Alguns pesquisadores dizem que paredes físicas foram construídas ao redor do tabernáculo, então sua localização pode realmente ser encontrada. “Na história do profeta Samuel, diz-se que o tabernáculo estava dentro de uma sala, ou seja, uma estrutura de pedra”, disse Hanania Hizami, oficial de arqueologia da administração civil.

A Administração Civil investiu milhões de shekels para escavar o local em busca do portão da cidade e do muro no lado sudoeste do local.
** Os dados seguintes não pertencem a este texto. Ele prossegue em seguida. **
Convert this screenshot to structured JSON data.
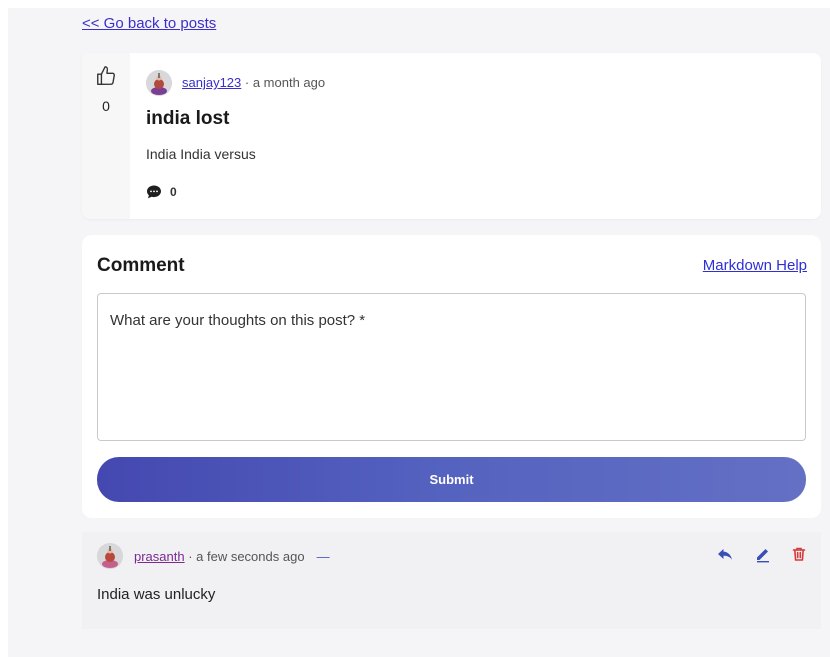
{
  "nav": {
    "back_label": "<< Go back to posts"
  },
  "post": {
    "votes": "0",
    "author": "sanjay123",
    "time": " · a month ago",
    "title": "india lost",
    "body": "India India versus",
    "comment_count": "0"
  },
  "comment_form": {
    "heading": "Comment",
    "markdown_help_label": "Markdown Help",
    "placeholder": "What are your thoughts on this post? *",
    "value": "",
    "submit_label": "Submit"
  },
  "comments": [
    {
      "author": "prasanth",
      "time": " · a few seconds ago",
      "collapse_label": "—",
      "text": "India was unlucky"
    }
  ],
  "icons": {
    "like": "thumbs-up-icon",
    "comment": "comment-bubble-icon",
    "reply": "reply-icon",
    "edit": "pencil-icon",
    "delete": "trash-icon",
    "avatar": "avatar-icon"
  },
  "colors": {
    "link": "#3b2fc9",
    "visited_link": "#7b2a8e",
    "submit_start": "#4448b0",
    "submit_end": "#6470c4",
    "delete": "#d63a3a",
    "action": "#3a4fb5"
  }
}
Acredita-se que o tabernáculo estava localizado perto do portão de Siló, que pode ter ficado no lado sul do local.

“Abrimos a última temporada em abril com um objetivo – encontrar a linha de muro sul do local, porque acreditamos que o portão da cidade está lá”, disse o arqueólogo Reut Ben Aryeh, que mora no assentamento de Shiloh e lidera os esforços.

Devido a considerações orçamentárias, as escavações geralmente são realizadas entre abril e final de julho, e no mês passado o local estava cheio de arqueólogos escavando o local, descobrindo vestígios antigos.

Ben Aryeh disse: “Estamos constantemente encontrando cerâmica, vidro quebrado, ossos – aparentemente de animais, mas nem tudo está claro – e estamos analisando tudo. Ao mesmo tempo, continuamos a descobrir a linha da parede e identificá-la. Já temos a identificação de um muro, mas estamos cavando mais fundo para buscar descobertas adicionais e fortalecer nossa hipótese de que é de fato um muro da época de Josué.”

P: Você acredita que encontrará o próprio tabernáculo?

“Acredito que será encontrado. Mas mesmo que não encontremos a estrutura em si, encontraremos restos de atividade, sacrifícios, restos de ossos, ferramentas e afins. Deve-se dizer que não há evidências explícitas em a Bíblia do que aconteceu com o tabernáculo após a construção do Templo em Jerusalém. Há versículos posteriores, em Isaías e Salmos, de profecias sobre um templo que será como em Siló. Eles se referem à destruição que houve aqui, mas é impossível saber exatamente o que aconteceu. Acredita-se que este seja o resultado da batalha com os filisteus.”

Stripling, 59, é uma pessoa extraordinária. Um homem grande, com uma presença física enorme e marcante, ele realmente é como um Indiana Jones da vida real. Ele é um cristão praticante que vive no Texas e é avô de quatro filhos. Ele vem escavando em Israel há muitos anos como parte de seu papel como diretor de Escavações para os Associados de Pesquisa Bíblica na antiga Shiloh, uma organização cristã que trabalha para encontrar evidências arqueológicas que apoiem a narrativa da Bíblia.

Um importante arqueólogo, seis meses atrás ele descobriu a tábua de maldição do Monte Ebal com o nome de Deus, a mais antiga inscrição na história descoberta até agora.

“Shiló é a primeira capital de Josué, e este é o lugar onde o tabernáculo foi localizado por mais de 350 anos. A Arca da Aliança estava aqui – assim como Josué, Ana, Elcana, Samuel”, disse Stripling animadamente.

Sua equipe iniciou as escavações no local em 2017 e os resultados foram impressionantes.

Um grande local, dividido em salas, fica nas encostas da colina norte, com vista para o local onde – segundo a tradição – Ana orou, e “pode muito bem ser” o local onde ficava o tabernáculo.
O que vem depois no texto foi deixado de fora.